After the provision step, which has created a pre-built Kubernetes node in a virtual machine, the deployment step doesn’t happen all by itself. Starting up the cluster is handled by a cli application, aptly named ‘gocli’.

Gocli is a go application that contains the knowledge needed to start the cluster, make a node the master node, and then register the other nodes with the master node as compute nodes. It also does a few other nice things, like start a dnsmasq container for dns inside the cluster, and a docker registry container for images. It also can extract and update the kubeconfig for the cluster, to make it possible for external tools to interact with the cluster (such as kubectl). And it can of course shut down the cluster in an orderly fashion.

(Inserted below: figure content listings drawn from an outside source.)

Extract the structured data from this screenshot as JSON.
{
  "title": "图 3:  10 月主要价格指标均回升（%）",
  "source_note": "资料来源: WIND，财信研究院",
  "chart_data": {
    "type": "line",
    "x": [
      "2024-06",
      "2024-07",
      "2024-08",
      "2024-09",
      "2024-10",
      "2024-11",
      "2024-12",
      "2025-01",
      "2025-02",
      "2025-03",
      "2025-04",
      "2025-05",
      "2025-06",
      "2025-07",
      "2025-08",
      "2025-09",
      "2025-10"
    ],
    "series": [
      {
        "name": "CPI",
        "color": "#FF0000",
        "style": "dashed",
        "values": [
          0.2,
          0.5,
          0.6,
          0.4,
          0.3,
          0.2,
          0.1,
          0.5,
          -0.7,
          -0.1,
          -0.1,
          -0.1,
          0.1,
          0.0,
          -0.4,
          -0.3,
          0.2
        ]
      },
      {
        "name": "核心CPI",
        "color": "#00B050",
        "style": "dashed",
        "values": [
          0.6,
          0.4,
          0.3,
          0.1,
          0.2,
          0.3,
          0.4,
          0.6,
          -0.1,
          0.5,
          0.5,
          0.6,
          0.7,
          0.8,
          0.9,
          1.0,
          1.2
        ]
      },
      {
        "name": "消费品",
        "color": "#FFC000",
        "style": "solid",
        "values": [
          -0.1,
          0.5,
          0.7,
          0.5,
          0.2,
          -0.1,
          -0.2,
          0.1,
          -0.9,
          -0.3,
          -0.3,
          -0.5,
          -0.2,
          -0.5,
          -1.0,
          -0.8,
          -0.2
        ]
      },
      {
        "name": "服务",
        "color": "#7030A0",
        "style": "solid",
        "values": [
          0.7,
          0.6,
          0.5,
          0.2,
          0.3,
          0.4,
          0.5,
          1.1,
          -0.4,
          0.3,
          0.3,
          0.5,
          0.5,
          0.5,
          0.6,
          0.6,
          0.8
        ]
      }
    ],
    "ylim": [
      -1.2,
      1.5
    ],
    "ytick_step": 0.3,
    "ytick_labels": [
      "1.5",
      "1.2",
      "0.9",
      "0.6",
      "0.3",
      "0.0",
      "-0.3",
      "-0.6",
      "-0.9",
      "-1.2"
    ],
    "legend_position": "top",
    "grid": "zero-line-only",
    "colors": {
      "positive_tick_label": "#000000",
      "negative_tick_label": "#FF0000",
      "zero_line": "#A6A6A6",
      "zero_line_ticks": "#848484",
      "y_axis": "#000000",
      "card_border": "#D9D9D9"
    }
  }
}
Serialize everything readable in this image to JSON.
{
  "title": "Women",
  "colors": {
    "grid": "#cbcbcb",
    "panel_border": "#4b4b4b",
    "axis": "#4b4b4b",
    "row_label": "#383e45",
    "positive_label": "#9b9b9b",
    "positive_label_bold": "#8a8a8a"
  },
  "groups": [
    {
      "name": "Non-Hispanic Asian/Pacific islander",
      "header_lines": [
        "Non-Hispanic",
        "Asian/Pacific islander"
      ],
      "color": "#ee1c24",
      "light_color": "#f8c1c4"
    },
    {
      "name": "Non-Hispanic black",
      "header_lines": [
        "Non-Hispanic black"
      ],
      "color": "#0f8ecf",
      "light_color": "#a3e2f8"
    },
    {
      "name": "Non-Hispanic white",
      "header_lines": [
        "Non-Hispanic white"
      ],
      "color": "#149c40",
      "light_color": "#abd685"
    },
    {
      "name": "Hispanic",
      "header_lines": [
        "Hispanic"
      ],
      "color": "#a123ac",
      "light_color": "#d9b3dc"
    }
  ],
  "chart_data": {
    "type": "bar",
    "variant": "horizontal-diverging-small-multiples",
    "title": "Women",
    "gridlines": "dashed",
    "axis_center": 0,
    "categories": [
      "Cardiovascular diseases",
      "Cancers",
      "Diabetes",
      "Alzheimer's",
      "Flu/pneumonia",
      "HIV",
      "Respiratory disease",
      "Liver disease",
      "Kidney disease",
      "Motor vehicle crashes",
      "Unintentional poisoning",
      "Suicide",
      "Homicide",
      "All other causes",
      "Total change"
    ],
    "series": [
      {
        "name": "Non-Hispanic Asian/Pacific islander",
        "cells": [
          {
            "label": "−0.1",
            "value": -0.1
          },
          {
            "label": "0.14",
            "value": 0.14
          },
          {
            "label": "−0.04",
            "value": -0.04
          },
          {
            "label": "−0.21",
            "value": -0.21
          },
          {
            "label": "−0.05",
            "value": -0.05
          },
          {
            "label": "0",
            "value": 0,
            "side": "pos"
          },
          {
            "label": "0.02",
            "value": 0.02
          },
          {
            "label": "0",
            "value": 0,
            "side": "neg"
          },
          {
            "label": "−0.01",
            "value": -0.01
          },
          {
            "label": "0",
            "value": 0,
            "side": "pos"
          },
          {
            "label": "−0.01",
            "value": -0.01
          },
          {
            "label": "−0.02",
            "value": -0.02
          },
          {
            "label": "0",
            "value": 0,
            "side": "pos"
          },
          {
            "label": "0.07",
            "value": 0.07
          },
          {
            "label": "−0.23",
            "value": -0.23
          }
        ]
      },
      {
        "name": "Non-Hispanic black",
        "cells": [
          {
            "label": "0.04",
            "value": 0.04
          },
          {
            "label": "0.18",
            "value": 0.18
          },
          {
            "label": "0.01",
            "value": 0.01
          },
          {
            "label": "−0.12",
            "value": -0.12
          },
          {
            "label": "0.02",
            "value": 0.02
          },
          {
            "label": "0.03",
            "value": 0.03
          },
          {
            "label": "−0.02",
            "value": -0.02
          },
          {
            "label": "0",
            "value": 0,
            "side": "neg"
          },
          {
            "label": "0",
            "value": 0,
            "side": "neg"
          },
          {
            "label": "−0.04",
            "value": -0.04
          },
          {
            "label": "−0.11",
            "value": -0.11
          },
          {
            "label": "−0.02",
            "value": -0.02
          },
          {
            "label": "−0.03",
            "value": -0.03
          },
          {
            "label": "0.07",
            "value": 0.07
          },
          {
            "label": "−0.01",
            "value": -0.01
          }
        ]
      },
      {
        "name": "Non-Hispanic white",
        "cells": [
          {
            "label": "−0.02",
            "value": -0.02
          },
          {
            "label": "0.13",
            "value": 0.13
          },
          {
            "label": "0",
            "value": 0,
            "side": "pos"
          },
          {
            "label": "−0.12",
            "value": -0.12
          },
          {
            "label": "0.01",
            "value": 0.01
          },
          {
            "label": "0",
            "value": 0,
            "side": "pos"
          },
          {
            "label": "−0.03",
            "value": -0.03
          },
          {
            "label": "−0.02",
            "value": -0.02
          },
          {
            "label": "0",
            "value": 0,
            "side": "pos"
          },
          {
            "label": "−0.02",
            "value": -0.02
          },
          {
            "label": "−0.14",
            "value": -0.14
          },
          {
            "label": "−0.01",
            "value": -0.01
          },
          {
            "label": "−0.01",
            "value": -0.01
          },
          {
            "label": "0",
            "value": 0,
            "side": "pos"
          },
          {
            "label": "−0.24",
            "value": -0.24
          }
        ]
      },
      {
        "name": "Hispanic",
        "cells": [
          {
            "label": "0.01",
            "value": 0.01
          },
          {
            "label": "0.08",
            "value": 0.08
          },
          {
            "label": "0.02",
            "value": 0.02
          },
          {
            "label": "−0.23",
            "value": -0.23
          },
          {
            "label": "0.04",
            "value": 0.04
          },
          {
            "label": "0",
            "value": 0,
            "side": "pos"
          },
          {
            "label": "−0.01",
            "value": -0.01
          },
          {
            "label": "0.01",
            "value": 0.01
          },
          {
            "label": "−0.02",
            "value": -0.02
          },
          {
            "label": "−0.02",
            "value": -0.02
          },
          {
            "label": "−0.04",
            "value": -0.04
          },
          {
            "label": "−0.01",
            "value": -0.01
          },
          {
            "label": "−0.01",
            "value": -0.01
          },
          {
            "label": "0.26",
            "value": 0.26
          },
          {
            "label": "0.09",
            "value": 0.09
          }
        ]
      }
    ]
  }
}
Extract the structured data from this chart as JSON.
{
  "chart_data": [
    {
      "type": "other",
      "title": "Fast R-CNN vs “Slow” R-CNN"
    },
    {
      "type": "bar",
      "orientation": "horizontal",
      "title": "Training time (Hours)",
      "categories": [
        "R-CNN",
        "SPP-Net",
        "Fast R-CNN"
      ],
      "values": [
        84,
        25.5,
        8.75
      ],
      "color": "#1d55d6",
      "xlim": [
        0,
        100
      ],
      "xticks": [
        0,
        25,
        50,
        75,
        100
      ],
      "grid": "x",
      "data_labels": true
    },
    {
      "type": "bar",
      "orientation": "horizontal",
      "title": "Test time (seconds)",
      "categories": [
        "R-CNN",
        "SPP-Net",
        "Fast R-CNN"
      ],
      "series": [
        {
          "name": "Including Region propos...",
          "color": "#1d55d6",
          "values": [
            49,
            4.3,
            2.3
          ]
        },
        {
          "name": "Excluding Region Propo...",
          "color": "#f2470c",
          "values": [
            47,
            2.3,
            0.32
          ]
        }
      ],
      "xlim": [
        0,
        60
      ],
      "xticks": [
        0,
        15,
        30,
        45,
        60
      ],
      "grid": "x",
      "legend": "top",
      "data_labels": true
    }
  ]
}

The entire cluster is ephemeral which is very helpful when developing new applications which could potentially damage the cluster. Simply shut down the cluster, and start a new fresh one. The ephemeral nature and ease of deployment makes this extremely useful in a CI/CD pipeline context

Why is the registry container useful? Let’s say you are developing a new application and you wish to test it in a Kubernetes cluster. You would build the container image with whatever tools you normally use, you can then publish it to the cluster registry, and deploy the manifest that uses the registry to deploy the container in the cluster. The gocli command tool has the ability to find an external name and port for the internal registry into which you can publish your images.

running_cluster

All of the above allows you to now with a few commands, spin up a kubernetes cluster, build application images, push those images into a registry inside that cluster, and deploy that application inside the cluster. As a developer this allows quick compile/test scenarios in a somewhat realistic environment on a regular workstation. It allows for automatic end to end testing in a real cluster, and it allows for CI/CD tools to run tests against an ephemeral cluster that can be spun up and destroyed easily.

Why this is cool

So how is this better than simply creating some Virtual Machines and cloning them to add new nodes? For one packaging is much easier, you can simply drop it in a container registry and its available everywhere the registry is available. Another thing is a lot of the configuration is stored in the container instead of in the Virtual Machine, so it is easy to layer on top of that container a different configuration for different use cases. The Virtual Machine stays the same, it’s the container that changes to meet the needs of the use case. Since the container knows all the details of the Virtual Machine it is also possible to construct utilities that retrieve information about the Virtual Machine or pass new information to the Virtual Machine through the container.

But the biggest advantage is that this can all be easily automated and repeated. Each time you spin up a cluster, it will be identical from a previous run. You have a mechanism to allow you to populate the cluster with an application you are developing/testing and then running automated processes against that application.

KubeVirt itself works on a similar principal, embed a QEMU process in a container to start a Virtual Machine with configuration obtained from the encapsulating container. And the KubeVirt development team uses kubevirtci images in their development workflow as well.

And a final interesting thought: Everything mentioned in this article is a container, from the Virtual Machine images, to the gocli utility. It might be an interesting exercise to see if we can leverage kubernetes to manage the life cycle in a CI/CD system. We would then be creating Kubernetes clusters inside a kubernetes cluster to run CI/CD.